章毓摇头,“与我无我,就凭我的本事,连一个普通人都不是对手,我就是有心也无力,何况我从没想过如此。”她怎么可能做出那种事,那个陆府的少爷,死相不堪入目,岂是她能干出的事,换句话说,就是她想,她也没办法做到。
“在所有真相大白之前,你不能离我半分。”顾容亭盘腿开始打坐,闭上眼不再说话。
他一念之仁不忍夺她性命,概因她本体弱小无害,化形后目光清澈,周身气息纯净,天地万物间能生出如此灵秀之物,也让他陡生感化之心,如果真的不是她所为,也许能留她一命,但如果最后证明和她有关,她也将难逃一死。为了自己这个决定,他必须负起责任,监督她的任何行为,以免自己一时的心软造成无辜之人的死亡。
章毓立刻明白了他的心思,自己被判了缓刑,监外执行。
可是,好歹她也是个年轻的女子,在庄府众人眼里,她是个流落在外的可怜姑娘,就这么不明不白的和他单独待在一起,又让她以后怎么做人呢?庄府里的人会如何看她?
章毓欲言又止,不知怎么明说,妖怪也需要脸面。
他衣袖微动,没有任何征兆,她忽然发现自己又变成了一只小章鱼,孤零零地站在门边,而顾容亭已开始休息,不再理睬她。

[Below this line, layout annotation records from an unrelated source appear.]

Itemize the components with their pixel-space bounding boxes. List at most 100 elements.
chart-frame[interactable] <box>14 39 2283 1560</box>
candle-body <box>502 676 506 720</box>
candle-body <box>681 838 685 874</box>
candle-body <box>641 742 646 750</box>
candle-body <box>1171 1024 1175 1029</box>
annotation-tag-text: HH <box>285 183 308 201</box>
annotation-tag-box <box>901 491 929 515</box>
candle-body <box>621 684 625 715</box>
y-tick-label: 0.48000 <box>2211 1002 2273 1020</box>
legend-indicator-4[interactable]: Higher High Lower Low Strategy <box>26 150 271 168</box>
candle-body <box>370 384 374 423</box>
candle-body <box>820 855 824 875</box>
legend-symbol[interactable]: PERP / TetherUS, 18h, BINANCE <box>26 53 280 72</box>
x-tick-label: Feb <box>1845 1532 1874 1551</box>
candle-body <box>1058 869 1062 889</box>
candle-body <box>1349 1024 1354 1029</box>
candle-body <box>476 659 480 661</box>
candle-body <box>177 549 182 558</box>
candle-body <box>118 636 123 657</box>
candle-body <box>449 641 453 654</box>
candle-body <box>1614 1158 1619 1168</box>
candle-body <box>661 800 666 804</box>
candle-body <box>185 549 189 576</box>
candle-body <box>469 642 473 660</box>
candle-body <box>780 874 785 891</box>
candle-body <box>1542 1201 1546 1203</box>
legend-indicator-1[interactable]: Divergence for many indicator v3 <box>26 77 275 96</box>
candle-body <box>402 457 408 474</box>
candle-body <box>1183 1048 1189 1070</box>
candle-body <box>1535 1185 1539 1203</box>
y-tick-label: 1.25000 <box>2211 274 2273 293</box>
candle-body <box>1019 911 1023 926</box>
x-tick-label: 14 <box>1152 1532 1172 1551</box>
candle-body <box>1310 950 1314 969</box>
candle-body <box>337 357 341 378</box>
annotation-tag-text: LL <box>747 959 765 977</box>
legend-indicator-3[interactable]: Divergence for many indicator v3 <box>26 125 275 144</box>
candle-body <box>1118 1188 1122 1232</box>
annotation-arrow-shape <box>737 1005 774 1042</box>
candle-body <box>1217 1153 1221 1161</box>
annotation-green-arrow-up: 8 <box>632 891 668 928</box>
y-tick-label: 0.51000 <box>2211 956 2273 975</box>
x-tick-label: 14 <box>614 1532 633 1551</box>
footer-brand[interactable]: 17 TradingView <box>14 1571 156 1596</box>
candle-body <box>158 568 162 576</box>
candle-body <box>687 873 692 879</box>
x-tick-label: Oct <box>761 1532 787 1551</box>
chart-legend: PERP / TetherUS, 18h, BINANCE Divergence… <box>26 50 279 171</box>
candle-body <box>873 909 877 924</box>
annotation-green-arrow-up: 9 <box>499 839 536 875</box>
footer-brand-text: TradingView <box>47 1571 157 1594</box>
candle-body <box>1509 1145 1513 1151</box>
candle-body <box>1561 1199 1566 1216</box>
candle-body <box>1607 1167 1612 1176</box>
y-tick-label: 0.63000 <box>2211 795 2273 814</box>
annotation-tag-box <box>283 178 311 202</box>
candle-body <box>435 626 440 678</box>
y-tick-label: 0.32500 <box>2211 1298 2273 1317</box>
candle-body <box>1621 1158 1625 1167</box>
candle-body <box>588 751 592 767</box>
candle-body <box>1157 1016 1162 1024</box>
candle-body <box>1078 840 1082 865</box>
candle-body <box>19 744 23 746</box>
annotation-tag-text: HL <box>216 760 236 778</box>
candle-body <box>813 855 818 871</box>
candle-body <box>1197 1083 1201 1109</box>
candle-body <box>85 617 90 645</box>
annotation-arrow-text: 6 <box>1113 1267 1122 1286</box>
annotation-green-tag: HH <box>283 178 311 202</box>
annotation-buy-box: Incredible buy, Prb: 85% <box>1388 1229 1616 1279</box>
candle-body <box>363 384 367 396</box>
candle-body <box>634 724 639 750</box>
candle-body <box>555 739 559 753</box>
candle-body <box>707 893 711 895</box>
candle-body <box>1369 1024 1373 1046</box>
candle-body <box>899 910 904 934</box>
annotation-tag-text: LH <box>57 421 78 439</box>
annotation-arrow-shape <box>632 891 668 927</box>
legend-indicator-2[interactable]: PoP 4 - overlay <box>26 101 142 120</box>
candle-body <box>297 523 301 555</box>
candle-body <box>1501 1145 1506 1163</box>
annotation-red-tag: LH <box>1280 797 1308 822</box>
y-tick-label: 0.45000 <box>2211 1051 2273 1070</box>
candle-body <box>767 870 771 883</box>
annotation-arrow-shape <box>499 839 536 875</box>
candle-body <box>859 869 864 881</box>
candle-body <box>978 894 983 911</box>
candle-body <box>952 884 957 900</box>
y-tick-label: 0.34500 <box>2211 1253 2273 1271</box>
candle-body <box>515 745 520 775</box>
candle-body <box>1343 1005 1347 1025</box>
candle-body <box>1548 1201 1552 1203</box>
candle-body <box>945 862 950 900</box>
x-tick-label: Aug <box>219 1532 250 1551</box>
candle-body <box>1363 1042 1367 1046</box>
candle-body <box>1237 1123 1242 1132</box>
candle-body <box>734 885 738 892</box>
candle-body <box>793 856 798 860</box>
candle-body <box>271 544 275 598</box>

章毓所有逃跑的念头瞬间全都放弃,现在这个样子出了这个门,不用顾容亭出手,等待她的命运大概就是厨房饭锅上的蒸笼。
待在这里就待在这里吧,名誉于她如浮云,她连人都快做不了了,小命都朝不保夕,还想其他干什么。章毓认命,乌黑的小眼睛一转,就找到了自己今晚的窝。
庄府到处都是瓶瓶罐罐,对章鱼来说这就是她的心头好,她毫不迟疑,触腕支起身体,爬上案几钻入一只特别漂亮的陶罐里,把所有的触手都藏起来,她觉得现在这样终于安全了。